Seputarenergi – Indonesia, negara kepulauan yang kaya akan sumber daya alam, kini mengarahkan perhatiannya pada sumber daya alam yang lebih hijau. Potensi bioenergi di Indonesia diproyeksikan dapat menghasilkan listrik sebesar 56,97 Giga Watt (GW), membuka jalan bagi peralihan energi yang lebih berkelanjutan.

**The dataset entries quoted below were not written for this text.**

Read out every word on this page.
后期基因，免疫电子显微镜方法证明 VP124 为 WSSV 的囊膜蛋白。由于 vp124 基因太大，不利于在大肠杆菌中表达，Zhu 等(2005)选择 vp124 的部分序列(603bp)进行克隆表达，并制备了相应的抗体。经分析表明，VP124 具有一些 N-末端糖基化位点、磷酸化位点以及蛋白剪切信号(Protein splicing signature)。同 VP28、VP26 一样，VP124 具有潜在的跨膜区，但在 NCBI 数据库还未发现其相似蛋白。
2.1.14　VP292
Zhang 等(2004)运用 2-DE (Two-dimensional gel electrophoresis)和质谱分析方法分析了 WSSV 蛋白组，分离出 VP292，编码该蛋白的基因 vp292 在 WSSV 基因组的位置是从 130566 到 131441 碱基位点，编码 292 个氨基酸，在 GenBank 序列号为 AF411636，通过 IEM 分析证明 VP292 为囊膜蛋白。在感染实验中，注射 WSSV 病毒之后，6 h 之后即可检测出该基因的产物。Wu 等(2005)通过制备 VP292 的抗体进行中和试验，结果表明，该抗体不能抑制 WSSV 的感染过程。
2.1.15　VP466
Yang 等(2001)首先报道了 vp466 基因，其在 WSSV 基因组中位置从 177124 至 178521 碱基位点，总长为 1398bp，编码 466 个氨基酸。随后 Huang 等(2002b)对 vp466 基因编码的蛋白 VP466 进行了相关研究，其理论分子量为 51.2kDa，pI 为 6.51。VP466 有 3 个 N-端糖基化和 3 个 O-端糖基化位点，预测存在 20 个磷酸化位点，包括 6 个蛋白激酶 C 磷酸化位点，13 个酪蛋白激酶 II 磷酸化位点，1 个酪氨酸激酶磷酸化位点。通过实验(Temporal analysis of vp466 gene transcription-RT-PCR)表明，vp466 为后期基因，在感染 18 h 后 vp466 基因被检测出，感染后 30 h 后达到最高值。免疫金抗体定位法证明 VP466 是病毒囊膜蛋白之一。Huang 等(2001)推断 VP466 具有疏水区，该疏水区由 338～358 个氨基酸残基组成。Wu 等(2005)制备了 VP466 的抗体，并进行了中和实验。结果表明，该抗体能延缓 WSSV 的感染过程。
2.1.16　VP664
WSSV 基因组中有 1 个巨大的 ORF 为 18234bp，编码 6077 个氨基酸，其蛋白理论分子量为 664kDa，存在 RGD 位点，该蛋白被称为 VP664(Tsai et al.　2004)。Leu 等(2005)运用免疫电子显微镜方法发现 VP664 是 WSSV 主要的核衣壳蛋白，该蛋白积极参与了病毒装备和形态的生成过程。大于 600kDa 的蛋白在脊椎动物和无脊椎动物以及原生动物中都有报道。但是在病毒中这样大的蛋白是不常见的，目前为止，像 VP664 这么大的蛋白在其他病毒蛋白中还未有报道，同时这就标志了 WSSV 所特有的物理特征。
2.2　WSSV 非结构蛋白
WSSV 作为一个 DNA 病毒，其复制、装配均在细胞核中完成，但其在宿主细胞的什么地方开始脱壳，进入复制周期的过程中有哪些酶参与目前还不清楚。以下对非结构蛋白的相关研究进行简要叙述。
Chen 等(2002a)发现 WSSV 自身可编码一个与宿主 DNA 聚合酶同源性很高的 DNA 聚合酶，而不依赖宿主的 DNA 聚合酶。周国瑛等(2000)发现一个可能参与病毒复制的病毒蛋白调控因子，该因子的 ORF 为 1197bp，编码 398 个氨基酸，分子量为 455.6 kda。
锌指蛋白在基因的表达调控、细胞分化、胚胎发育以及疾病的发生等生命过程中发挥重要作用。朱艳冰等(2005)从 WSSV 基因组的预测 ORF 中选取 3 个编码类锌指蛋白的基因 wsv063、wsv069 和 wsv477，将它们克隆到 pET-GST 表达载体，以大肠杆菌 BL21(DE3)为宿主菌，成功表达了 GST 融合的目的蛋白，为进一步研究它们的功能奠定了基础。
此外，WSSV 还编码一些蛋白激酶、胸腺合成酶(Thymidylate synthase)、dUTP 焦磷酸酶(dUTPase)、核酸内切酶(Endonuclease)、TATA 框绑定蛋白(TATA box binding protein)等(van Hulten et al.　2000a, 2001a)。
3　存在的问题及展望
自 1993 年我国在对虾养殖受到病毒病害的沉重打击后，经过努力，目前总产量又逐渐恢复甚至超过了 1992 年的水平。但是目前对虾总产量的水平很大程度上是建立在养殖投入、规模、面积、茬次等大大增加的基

Staf Khusus Menteri Energi dan Sumber Daya Mineral (ESDM) Bidang Strategi Percepatan Penerapan Energi Transisi dan Pengembangan Infrastruktur Energi, Ego Syahrial, menjelaskan bahwa bioenergi memiliki potensi besar sebagai sumber energi masa depan. Bioenergi, yang dapat dihasilkan dari berbagai bahan biomassa, seperti serbuk gergaji, serpihan kayu, dan limbah sawit, memiliki aplikasi yang luas, termasuk dalam transportasi, ketenagalistrikan, industri, dan rumah tangga.
“Indonesia mempunyai potensi bioenergi sumber biomassa yang sangat besar yaitu setara dengan 56,97 GW listrik dan tahun 2060, Indonesia akan membangun lebih dari 700 GW pembangkit energi terbarukan, di mana 60 GW berasal dari pembangkit listrik bioenergy,” kata Ego, dikutip dari keterangan resmi Kementerian ESDM.
Penggunaan bioenergi, terutama dalam bentuk biomassa, memiliki potensi besar untuk meningkatkan rasio elektrifikasi di daerah yang belum terjangkau oleh jaringan listrik. Selain itu, ini juga akan membantu meningkatkan ketahanan energi nasional.
Ego juga mencatat bahwa selain digunakan sebagai bahan bakar untuk pembangkit listrik bioenergi, biomassa akan dioptimalkan melalui program cofiring, di mana biomassa dicampurkan dengan bahan bakar fosil pada Pembangkit Listrik Tenaga Uap (PLTU) yang sudah ada. Program cofiring ini telah dimulai sejak tahun 2020 dengan berbagai tingkat pencampuran tergantung pada jenis boiler dan ketersediaan bahan baku.
“Biomass-cofiring akan diterapkan pada 113 unit PLTU milik PLN di 52 lokasi dengan total kapasitas 18.664 MW, menggunakan berbagai sumber biomassa seperti serbuk gergaji, serpihan kayu, limbah sawit dengan tingkat pencampuran 5-15%,” jelas Ego.
Tujuan utama dari penggunaan biomassa dalam PLTU yang sudah ada adalah untuk meningkatkan efisiensi penyediaan tenaga listrik, meningkatkan porsi energi terbarukan dalam energi nasional, mengurangi emisi gas rumah kaca, dan mengurangi dampak lingkungan dari pembangkit listrik berbahan bakar fosil.
“Tahun 2023, cofiring akan diaplikasikan di 42 lokasi. Proyek ini dapat menghasilkan 2.740 GWh energi ramah lingkungan dan mengonsumsi 2,2 juta ton biomassa,” paparnya.
Hingga pertengahan tahun 2023, penggunaan biomassa dalam program cofiring telah diterapkan di 36 lokasi dan berhasil menghasilkan 325 GWh energi hijau, yang pada gilirannya mengurangi emisi sekitar 321 kiloton CO2. Total biomassa yang telah digunakan dalam pembangkit listrik mencapai 306 ribu ton.
Untuk mendukung pengembangan program cofiring ini, Kementerian ESDM saat ini sedang menyelesaikan peraturan menteri tentang penerapan cofiring pada PLTU yang sudah ada. Ini adalah langkah penting dalam menggerakkan transisi ke energi yang lebih ramah lingkungan dan berkelanjutan di Indonesia.